That is necessary as a consequence of other amendments in the regulation taking account of those matters.


Appendix 1 Explanation of “50% rule” (substantial alteration) provisions under the Building (General) Regulation 2008.

The following explains certain provisions that relate to what is informally known as the 50% rule, some regulation-prescribed-provisions of which are modified or extended by the proposed law. An intention of the 50% rule is to require pre-existing building to be upgraded to bring them into compliance with the current building code, to avoid old building stock falling far behind contemporary technical requirements for buildings. The ACT has had 50% rule provisions for several decades, as have several other Australian jurisdictions.

Under the Building Act 2004, s 29 (1) the 50% rule is trigger if plans of proposed building work to alter or extend a pre-existing building meet the prescribed requirements of a substantial alteration, as follows—

29 Approval requirements
(1) Each of the following is an approval requirement for plans:
(a) if the plans are for the substantial alteration of a building—the building as altered will comply with this Act and the building code;
Note 1 Substantial alteration—see s (2).
Note 2 A reference to an Act includes a reference to the statutory instruments made or in force under the Act, including regulations and the building code (see Legislation Act, s 104).
...
(2) A regulation may declare that—
(a) an alteration of a building is or is not a substantial alteration; or
(b) a part of a building (the unaltered part) that has not been altered need not comply with the building code despite subsection (1) (a).
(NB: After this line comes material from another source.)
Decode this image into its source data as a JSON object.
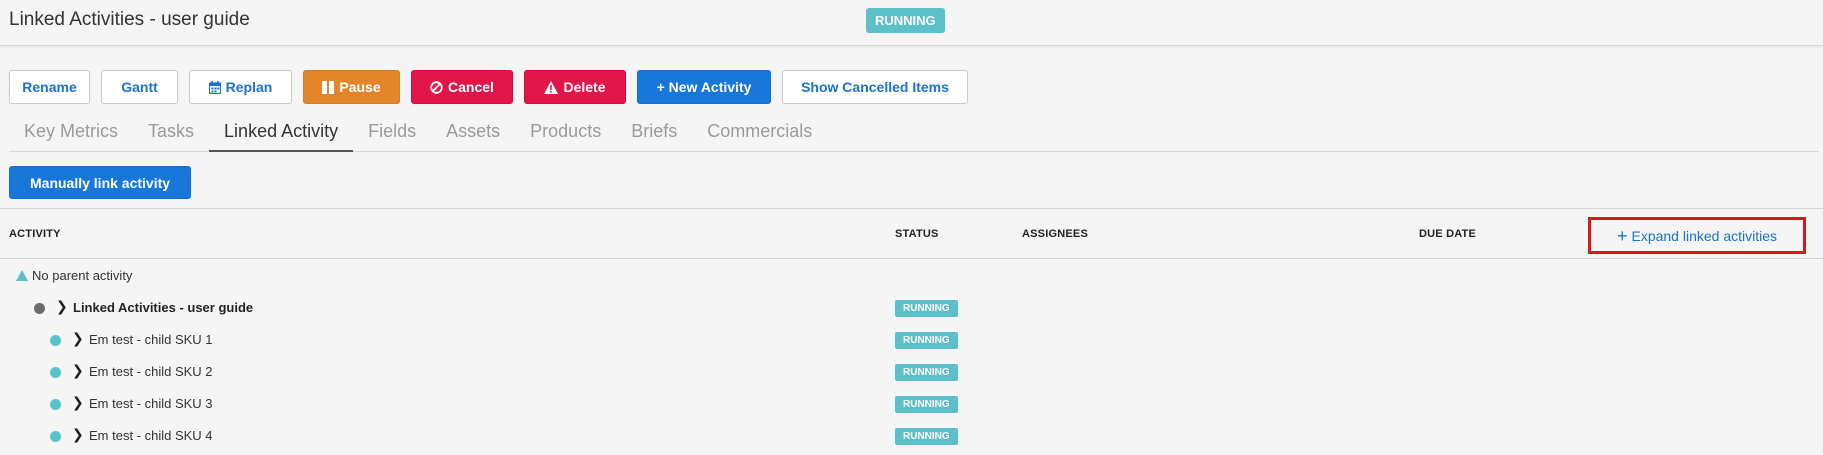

If the 50% rule is triggered, the above-recited s 29 (1) requires the plans to show all the work necessary to make the building as altered comply with the current building code, including work to bring the pre-existing part (which might otherwise be altered) up to current building codd compliance. Othr provisions of the Act require work to onlybe done in accordace with the approved plans.

The following explains the provisions of the Building (General) Regulation 2008 that prescribe key provisions for the Act’s 50% rule.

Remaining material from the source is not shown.